Kenapa kasus intoleransi beragama terus berulang di Jawa Barat?

Kasus-kasus tindakan intoleran kembali terulang. Belum lama ini, warga setempat membubarkan kegiatan retret umat Kristiani di Kampung Tangkil, RT 4 RW 1, Desa Tangkil, Kecamatan Cidahu, Kabupaten Sukabumi, Jawa Barat. Warga juga merusak rumah singgah yang dijadikan tempat retret.
Juni lalu, kasus tindakan intoleran dalam rupa pelarangan diskusi publik tentang Ahmadiyah terjdai di kampus Institut Agama Islam Negeri (IAIN) Manado. Selain itu, ada tindakan diskriminatif terhadap jemaah Ahmadiyah Indonesia (JAI) di Kota Banjar, Jawa Barat. Dua peristiwa intoleransi ini terjadi dalam waktu berdekatan, yaitu pada 2 dan 5 Juni 2025.
Guru Besar Fakultas Adab dan Humaniora UIN Jakarta, Prof.

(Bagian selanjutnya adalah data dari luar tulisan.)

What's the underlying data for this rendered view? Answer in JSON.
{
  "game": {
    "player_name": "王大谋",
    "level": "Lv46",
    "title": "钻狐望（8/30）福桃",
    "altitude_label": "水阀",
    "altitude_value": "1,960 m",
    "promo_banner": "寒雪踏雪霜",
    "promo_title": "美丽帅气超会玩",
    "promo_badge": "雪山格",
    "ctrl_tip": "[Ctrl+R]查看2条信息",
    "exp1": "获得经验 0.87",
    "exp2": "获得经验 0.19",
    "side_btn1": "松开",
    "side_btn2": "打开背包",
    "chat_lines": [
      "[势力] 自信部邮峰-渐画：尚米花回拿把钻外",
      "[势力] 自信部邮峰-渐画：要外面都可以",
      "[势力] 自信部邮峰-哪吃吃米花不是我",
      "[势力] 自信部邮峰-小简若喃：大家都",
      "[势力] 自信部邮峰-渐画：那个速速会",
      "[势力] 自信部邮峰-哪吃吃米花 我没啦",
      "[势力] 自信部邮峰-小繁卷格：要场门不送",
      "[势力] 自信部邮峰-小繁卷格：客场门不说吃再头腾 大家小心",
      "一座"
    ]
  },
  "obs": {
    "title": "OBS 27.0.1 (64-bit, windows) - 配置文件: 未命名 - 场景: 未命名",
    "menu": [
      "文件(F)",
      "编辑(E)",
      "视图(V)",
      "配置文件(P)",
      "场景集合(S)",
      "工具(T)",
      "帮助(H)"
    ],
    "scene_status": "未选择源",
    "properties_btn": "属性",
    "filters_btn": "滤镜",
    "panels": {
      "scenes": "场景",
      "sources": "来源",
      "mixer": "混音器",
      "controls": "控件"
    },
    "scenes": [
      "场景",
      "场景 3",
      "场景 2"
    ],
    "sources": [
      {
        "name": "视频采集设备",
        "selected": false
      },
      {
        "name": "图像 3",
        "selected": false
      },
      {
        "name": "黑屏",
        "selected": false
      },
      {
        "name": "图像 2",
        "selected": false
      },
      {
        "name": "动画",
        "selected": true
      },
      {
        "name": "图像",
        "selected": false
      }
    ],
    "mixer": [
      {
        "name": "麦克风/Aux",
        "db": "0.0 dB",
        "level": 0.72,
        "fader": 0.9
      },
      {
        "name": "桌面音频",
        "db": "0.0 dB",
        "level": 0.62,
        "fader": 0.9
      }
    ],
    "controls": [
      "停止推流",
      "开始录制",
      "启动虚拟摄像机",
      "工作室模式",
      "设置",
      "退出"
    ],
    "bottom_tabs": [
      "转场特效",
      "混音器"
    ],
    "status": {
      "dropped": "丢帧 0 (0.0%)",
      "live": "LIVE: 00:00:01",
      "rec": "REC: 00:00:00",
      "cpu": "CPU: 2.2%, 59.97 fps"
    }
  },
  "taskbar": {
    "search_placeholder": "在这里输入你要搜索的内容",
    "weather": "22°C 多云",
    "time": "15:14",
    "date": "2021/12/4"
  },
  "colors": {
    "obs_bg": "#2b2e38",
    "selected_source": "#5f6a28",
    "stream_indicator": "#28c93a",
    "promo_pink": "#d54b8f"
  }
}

Sukron Kamil menilai tindakan warga merusak rumah singgah untuk retret umat Kristiani di Desa Tangkil, Cidahu, Sukabumi merupakan sentimen yang disulut kesenjangan ekonomi. Menurut Sukron, Sukabumi memang sejak lama punya rekam jejak pemeluk Islam yang agak intoleran dengan non-Muslim.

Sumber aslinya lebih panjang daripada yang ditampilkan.